+1 (561) 556-2000

Managed IT Services Boca Raton logo
CONTACT US

Adversary‑in‑the‑Middle (AiTM) Attacks: How To Stop Them

Cybercriminals are rapidly evolving, and one of the most dangerous techniques on the rise is the Adversary‑in‑the‑Middle (AiTM) attack. These attacks bypass traditional security methods—including MFA—and allow attackers to hijack accounts, impersonate executives, and initiate fraudulent activity.

For modern businesses relying heavily on cloud services like Microsoft 365, Google Workspace, and financial SaaS platforms, AiTM attacks represent a serious, growing threat.

This article breaks down how AiTM attacks work, why they’re so effective, what Microsoft 365 settings can help mitigate them, and how a layered defense strategy, specifically Huntress and ThreatLocker, protects organizations from being compromised.

What Is an AiTM phishing attacks Attack?

An Adversary‑in‑the‑Middle attack is a specialized phishing method where the attacker inserts a real‑time proxy between the user and a legitimate login page.

This proxy captures:

  • Credentials
  • MFA codes
  • Session cookies (the objective)

Even if the victim completes MFA successfully, the attacker can steal the authenticated session token and log in without a password or MFA.

How AiTM Attacks Work:

1: Phishing Email

An AiTM attack typically starts with a convincing email, such as a Microsoft sign‑in prompt, DocuSign request, invoice notification, or shared file link.

2: Proxy-Based Fake Login

After receiving this email, the victim clicks on the link, which directs them to a replica of a Microsoft 365 login page. However, this page is actually an attacker-controlled proxy.

3: Real-Time MFA Relay

The user enters their password and MFA code, which the proxy forwards to the real login page.

To the victim, nothing seems suspicious.

4: Session Cookie Theft

During authentication, the attacker intercepts the session cookies, giving them full access without triggering another MFA prompt.

5: Persistent Access

The attacker logs into the real Microsoft 365 tenant using the stolen cookie. They now appear as the legitimate user, even from the same device fingerprint.

Why AiTM Attacks Are So Dangerous

Once attackers gain a session token, they can:

  • Hijack accounts to launch wire fraud
  • Exfiltrate email, SharePoint, OneDrive, and Teams data
  • Create forwarding rules to spy quietly
  • Grant malicious OAuth apps for persistence
  • Move laterally into other systems
  • Trigger compliance or reporting violations

Detection is challenging because everything appears to be normal user behavior.
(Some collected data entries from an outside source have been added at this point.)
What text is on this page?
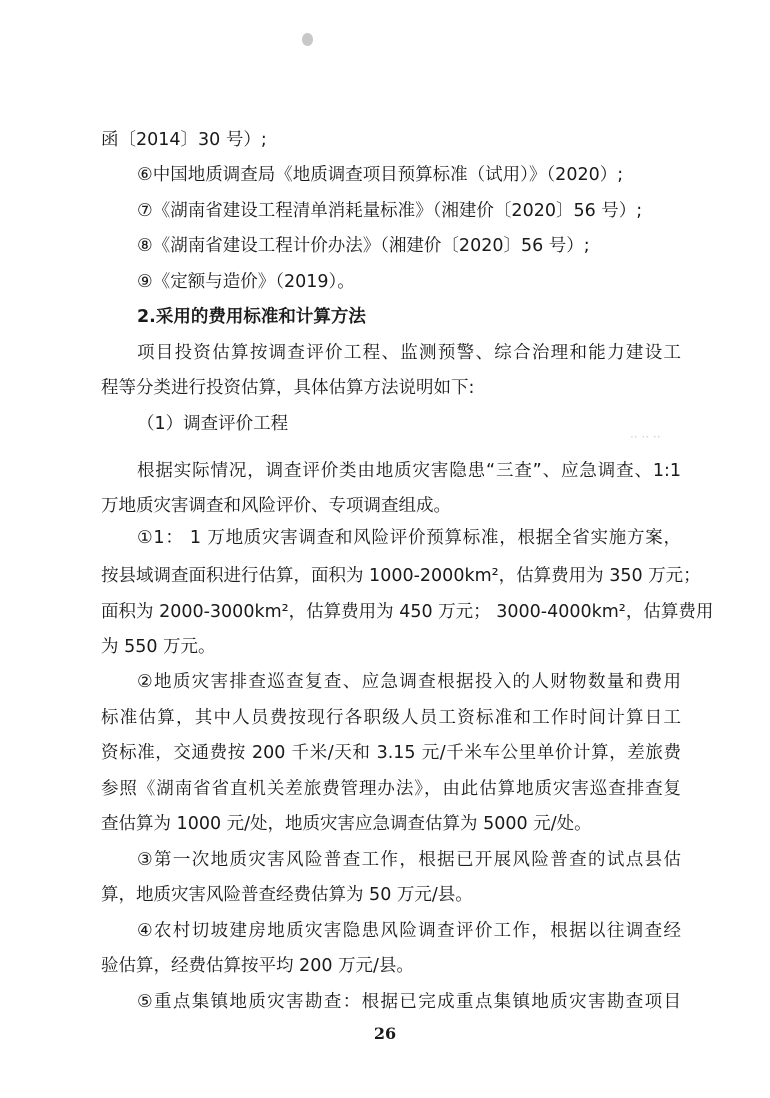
函〔2014〕30 号）;
⑥中国地质调查局《地质调查项目预算标准（试用）》（2020）;
⑦《湖南省建设工程清单消耗量标准》（湘建价〔2020〕56 号）;
⑧《湖南省建设工程计价办法》（湘建价〔2020〕56 号）;
⑨《定额与造价》（2019）。
2.采用的费用标准和计算方法
项目投资估算按调查评价工程、监测预警、综合治理和能力建设工
程等分类进行投资估算，具体估算方法说明如下:
（1）调查评价工程
·· ·· ··
根据实际情况，调查评价类由地质灾害隐患“三查”、应急调查、1:1
万地质灾害调查和风险评价、专项调查组成。
①1： 1 万地质灾害调查和风险评价预算标准，根据全省实施方案，
按县域调查面积进行估算，面积为 1000-2000km²，估算费用为 350 万元；
面积为 2000-3000km²，估算费用为 450 万元； 3000-4000km²，估算费用
为 550 万元。
②地质灾害排查巡查复查、应急调查根据投入的人财物数量和费用
标准估算，其中人员费按现行各职级人员工资标准和工作时间计算日工
资标准，交通费按 200 千米/天和 3.15 元/千米车公里单价计算，差旅费
参照《湖南省省直机关差旅费管理办法》，由此估算地质灾害巡查排查复
查估算为 1000 元/处，地质灾害应急调查估算为 5000 元/处。
③第一次地质灾害风险普查工作，根据已开展风险普查的试点县估
算，地质灾害风险普查经费估算为 50 万元/县。
④农村切坡建房地质灾害隐患风险调查评价工作，根据以往调查经
验估算，经费估算按平均 200 万元/县。
⑤重点集镇地质灾害勘查：根据已完成重点集镇地质灾害勘查项目
26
Microsoft 365 Settings & Policies That Help Mitigate AI TM Attacks

While no single control entirely stops AiTM, Microsoft 365 has several powerful features that drastically reduce the attack surface and limit token replay.

1. Enforce Phish‑Resistant Multi-Factor Authentication (MFA)

Popular MFAs that use SMS messaging or voice to verify ownership of an account are still vulnerable to hackers. Instead of using these insecure options, use secure ones such as Microsoft Authenticator.

  • What you should enable:
    • Microsoft Authenticator with number matching
    • FIDO2 security keys
    • Passkeys
  • What you should disable
    • SMS and voice MFA
    • Block legacy authentication

2. Conditional Access Token Protection

Conditional Access Token Protection is currently one of the strongest defenses.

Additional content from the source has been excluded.